The perceived image of the typical young African American male who doesn’t take care of his kids was blown to smithereens downtown at the library. It happened in less than an hour. Three Black fathers respectively escorted their children through a secluded corner where I was hunkered down to get some work done.
All seemed of rather modest means. One by one they entered and escorted their kids through the section. With gentle, hushed tones, each dad patiently nudged his children toward selections, then filed.
The individual scenes that played out collectively moved me to tears. Well actually it was more eye-watering than an avalanche, yet the power of the moment was undeniable.
Three Black fathers does not a statistic make? Ah contraire mon ami. Remember, this is a society that has historically cast blame on and continues to unfairly stigmatize young men of color. So it should come as no surprise that a person who sympathizes with all human beings might revel at a procession of ordinary dads engaging in natural fatherly duties during the course of a typical afternoon.
Unlike what popular culture would have us believe – “us” meaning those who have no personal knowledge of, nor meaningful relationships with, any African American young fathers – men of color do in fact tend to their kids. They love and cherish them, many dotingly. Yet despite what is right before our eyes, we have been systematically conditioned (thanks to TV) to believe otherwise.
Meanwhile on the other side of the tracks, many white men proudly claim to be good fathers. Though outwardly upstanding, upper middle class types, inwardly they covet the size of their vehicles and wallets, regard wives as trophies rather than partners, and behind closed doors treat their families emotionally (and many times physically) abominable.
This brand of man abuses his family in ways that most would agree is reprehensible, yet is regarded with unqualified adoration. This is largely the case because money and social rank afford ways and means of hiding abusive behavior.
After all, how can some kid cry neglect when they live in the “right” neighborhood, go to the “right” school, rock the latest iPhone, X-Box, and whatever else that can be materially had? But it’s all merely short term balm designed to numb their children’s psyche and replace authentic parenting.
Many will cry foul that well-to-do men are being targeted. They will insist the majority of bad parenting occurs at and below the poverty line. The media says so, right? Maybe. But what happens if all the resources associated with wealth, power and position are taken into account?
You get a different picture when you remove from the equation all the assets people with means wield to conceal their true private lives.

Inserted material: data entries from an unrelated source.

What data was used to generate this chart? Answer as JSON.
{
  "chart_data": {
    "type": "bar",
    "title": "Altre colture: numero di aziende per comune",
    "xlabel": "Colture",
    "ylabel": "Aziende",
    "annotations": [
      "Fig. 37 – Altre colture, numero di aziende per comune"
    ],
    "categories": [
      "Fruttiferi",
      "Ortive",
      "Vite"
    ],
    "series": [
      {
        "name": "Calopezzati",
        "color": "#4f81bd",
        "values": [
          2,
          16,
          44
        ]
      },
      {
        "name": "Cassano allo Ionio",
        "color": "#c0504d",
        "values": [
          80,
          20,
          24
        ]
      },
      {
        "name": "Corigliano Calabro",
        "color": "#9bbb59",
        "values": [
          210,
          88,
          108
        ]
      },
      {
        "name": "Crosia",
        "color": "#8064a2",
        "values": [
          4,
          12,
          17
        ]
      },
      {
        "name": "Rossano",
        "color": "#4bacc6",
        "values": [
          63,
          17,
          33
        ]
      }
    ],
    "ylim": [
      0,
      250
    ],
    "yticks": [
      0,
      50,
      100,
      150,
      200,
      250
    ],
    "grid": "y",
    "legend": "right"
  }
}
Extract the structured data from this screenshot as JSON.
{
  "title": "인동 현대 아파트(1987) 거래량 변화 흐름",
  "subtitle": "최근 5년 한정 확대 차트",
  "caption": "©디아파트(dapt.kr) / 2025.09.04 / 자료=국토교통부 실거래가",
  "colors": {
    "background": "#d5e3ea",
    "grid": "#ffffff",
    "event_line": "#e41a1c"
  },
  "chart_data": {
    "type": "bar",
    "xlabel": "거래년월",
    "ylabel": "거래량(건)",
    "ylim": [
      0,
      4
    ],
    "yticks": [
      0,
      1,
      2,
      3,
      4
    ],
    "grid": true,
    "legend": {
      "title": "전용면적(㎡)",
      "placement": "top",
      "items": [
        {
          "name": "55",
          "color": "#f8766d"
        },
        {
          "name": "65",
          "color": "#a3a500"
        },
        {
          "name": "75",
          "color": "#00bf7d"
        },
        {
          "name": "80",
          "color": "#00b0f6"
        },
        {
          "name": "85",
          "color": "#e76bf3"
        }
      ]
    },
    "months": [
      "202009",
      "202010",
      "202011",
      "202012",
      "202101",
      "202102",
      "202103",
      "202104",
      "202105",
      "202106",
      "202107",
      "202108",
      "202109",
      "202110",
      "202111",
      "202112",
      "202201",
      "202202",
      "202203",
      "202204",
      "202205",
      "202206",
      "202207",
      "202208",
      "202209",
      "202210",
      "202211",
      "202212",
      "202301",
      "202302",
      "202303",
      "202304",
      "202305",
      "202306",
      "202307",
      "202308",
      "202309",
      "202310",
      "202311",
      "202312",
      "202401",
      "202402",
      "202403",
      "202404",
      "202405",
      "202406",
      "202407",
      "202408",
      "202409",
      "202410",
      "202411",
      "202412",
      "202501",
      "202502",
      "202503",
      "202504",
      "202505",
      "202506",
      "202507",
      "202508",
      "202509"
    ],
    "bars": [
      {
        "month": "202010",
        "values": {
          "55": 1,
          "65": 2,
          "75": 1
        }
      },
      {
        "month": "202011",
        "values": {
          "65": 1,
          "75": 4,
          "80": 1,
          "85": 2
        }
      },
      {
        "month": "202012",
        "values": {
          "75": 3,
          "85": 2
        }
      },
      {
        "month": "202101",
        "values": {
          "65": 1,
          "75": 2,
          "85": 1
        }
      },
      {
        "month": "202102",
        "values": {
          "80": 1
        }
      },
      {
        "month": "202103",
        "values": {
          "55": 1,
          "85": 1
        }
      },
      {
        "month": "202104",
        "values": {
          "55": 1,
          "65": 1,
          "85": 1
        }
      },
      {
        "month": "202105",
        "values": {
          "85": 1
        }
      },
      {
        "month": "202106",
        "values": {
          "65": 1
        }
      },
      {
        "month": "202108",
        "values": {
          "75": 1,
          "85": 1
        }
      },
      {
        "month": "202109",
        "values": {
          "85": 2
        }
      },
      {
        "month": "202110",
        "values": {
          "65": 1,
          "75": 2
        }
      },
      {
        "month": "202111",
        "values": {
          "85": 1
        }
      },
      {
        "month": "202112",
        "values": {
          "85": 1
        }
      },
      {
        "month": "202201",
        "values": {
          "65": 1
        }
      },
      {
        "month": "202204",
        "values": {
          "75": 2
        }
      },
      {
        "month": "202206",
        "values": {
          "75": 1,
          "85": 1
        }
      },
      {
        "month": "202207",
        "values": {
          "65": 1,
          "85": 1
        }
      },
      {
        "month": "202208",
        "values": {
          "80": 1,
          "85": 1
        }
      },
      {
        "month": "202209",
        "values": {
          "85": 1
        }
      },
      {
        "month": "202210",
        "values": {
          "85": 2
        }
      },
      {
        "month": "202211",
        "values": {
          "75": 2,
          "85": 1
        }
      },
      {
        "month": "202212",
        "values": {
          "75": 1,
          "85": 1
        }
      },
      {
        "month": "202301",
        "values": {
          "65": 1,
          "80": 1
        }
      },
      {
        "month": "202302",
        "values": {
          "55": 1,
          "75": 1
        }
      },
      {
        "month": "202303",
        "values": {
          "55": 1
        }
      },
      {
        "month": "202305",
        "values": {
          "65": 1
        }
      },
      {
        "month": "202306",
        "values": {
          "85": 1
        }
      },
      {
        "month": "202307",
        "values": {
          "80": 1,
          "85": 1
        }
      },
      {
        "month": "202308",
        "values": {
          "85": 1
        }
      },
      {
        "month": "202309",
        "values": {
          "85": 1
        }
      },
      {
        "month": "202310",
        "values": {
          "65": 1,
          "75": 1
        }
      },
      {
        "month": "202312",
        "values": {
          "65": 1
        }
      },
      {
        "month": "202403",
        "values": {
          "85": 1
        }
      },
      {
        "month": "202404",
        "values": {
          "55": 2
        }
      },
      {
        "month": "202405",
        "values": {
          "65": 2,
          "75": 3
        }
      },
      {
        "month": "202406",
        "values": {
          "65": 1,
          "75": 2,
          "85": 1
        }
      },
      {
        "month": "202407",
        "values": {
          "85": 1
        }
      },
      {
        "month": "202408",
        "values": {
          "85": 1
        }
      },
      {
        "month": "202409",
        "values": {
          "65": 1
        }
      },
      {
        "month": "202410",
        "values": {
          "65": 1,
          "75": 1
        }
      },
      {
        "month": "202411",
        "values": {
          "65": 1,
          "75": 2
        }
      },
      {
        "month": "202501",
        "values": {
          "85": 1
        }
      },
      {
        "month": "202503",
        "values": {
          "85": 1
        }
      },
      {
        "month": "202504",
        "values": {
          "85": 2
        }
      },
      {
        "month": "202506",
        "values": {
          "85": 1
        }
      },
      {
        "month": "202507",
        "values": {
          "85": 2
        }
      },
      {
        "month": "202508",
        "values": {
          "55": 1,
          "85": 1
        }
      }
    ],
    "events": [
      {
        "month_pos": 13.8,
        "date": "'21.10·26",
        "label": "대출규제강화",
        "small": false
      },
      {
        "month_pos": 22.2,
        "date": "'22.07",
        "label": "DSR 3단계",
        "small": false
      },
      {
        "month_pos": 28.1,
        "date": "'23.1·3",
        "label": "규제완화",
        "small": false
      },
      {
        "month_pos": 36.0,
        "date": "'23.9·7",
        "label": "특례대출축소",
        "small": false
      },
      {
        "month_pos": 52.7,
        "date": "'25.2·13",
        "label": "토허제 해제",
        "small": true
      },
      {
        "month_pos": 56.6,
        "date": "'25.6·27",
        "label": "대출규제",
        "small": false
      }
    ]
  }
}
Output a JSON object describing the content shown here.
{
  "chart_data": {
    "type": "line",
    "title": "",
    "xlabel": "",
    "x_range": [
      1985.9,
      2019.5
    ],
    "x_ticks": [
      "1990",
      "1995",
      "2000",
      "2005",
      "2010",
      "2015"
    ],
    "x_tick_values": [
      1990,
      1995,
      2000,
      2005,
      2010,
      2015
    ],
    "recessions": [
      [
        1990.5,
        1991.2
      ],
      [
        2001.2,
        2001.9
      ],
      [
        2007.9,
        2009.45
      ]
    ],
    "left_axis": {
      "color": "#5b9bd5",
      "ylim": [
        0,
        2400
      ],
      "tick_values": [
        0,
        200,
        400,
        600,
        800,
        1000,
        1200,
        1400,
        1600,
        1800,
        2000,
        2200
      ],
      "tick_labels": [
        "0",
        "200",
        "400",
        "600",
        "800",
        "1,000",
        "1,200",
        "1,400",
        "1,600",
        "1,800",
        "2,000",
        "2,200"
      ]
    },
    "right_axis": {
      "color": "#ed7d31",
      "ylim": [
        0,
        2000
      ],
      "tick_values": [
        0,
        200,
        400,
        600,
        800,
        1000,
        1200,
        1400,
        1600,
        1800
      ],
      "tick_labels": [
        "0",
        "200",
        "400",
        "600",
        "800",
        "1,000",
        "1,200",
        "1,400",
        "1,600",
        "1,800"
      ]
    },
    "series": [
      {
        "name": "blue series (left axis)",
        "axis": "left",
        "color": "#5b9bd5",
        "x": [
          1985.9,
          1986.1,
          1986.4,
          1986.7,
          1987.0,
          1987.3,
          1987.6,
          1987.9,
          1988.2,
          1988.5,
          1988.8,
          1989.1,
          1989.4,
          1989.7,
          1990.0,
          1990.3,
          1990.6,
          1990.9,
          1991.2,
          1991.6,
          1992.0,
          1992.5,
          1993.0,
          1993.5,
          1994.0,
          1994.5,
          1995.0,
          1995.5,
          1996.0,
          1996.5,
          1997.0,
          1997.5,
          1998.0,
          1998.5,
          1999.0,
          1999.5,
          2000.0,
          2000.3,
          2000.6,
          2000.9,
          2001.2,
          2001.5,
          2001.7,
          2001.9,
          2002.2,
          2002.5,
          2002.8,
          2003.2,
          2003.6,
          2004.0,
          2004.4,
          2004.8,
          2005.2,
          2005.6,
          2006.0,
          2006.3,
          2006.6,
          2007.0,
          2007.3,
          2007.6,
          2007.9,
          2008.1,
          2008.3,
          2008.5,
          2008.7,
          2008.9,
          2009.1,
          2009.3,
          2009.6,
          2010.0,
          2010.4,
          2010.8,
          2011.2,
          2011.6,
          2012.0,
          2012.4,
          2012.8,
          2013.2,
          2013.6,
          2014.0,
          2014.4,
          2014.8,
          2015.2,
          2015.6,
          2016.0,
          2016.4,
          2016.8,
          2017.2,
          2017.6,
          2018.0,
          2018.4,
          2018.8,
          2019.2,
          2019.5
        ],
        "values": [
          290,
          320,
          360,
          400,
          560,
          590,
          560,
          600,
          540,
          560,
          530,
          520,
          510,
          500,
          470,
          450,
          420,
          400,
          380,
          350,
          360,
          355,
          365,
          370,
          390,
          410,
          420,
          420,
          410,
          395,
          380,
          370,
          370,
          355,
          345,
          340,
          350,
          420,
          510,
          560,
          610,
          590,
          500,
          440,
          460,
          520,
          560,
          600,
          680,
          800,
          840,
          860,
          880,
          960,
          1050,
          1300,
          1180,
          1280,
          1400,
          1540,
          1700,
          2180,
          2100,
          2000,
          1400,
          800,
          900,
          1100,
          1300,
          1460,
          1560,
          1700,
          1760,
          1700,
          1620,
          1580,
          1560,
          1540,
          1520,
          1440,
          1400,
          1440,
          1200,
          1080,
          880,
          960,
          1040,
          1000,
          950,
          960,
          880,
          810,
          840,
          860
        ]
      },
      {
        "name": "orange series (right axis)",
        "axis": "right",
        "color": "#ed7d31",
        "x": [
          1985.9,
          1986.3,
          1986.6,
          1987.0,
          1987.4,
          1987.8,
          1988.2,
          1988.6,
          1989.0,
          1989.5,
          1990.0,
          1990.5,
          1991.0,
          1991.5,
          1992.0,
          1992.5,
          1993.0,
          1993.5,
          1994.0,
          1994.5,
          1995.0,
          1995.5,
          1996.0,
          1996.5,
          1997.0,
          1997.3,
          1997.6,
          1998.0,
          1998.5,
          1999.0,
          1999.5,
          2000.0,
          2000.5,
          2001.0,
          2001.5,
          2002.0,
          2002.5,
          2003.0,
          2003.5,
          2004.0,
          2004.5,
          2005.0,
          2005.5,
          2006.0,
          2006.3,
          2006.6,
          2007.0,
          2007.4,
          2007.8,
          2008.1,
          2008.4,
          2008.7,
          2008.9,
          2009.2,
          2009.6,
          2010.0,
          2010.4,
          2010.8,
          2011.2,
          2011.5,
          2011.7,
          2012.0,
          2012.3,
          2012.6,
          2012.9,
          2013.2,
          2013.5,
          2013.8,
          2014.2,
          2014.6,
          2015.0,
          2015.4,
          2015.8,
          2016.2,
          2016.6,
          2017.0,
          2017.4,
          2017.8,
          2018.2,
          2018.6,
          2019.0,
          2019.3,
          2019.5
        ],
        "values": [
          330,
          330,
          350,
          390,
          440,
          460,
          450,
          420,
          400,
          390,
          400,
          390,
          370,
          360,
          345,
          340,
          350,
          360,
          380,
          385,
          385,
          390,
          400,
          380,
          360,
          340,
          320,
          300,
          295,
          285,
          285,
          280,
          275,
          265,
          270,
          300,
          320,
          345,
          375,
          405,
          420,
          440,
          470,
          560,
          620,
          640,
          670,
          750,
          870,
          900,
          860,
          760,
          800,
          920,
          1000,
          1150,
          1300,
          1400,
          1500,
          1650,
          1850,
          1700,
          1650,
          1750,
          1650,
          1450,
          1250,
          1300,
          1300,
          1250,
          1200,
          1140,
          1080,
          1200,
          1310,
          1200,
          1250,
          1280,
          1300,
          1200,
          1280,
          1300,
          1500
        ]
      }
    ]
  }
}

Top shelf lawyers, personal relationships with politicians and law enforcement, access to the best substance abuse clinics – all of that has the uncanny ability to make trouble disappear and re-write family history. Like magic, except it’s not; it’s privilege.
But I ain’t hatin’. In fact, I count myself as one of those middle class fathers, out there on the clock, humping day after day to afford my kids the best possible life (and protection). The difference is I don’t cast blame for society’s ills solely on those with lesser means.
Back to the library. What I witnessed there, I see on the street every single day. Young Black men loving their kids and taking care of them. At parks, in grocers and stores. In the mall and out at bus stops. They’re everywhere. I’m so glad I’ve learned how to soften my gaze in order to more clearly see them.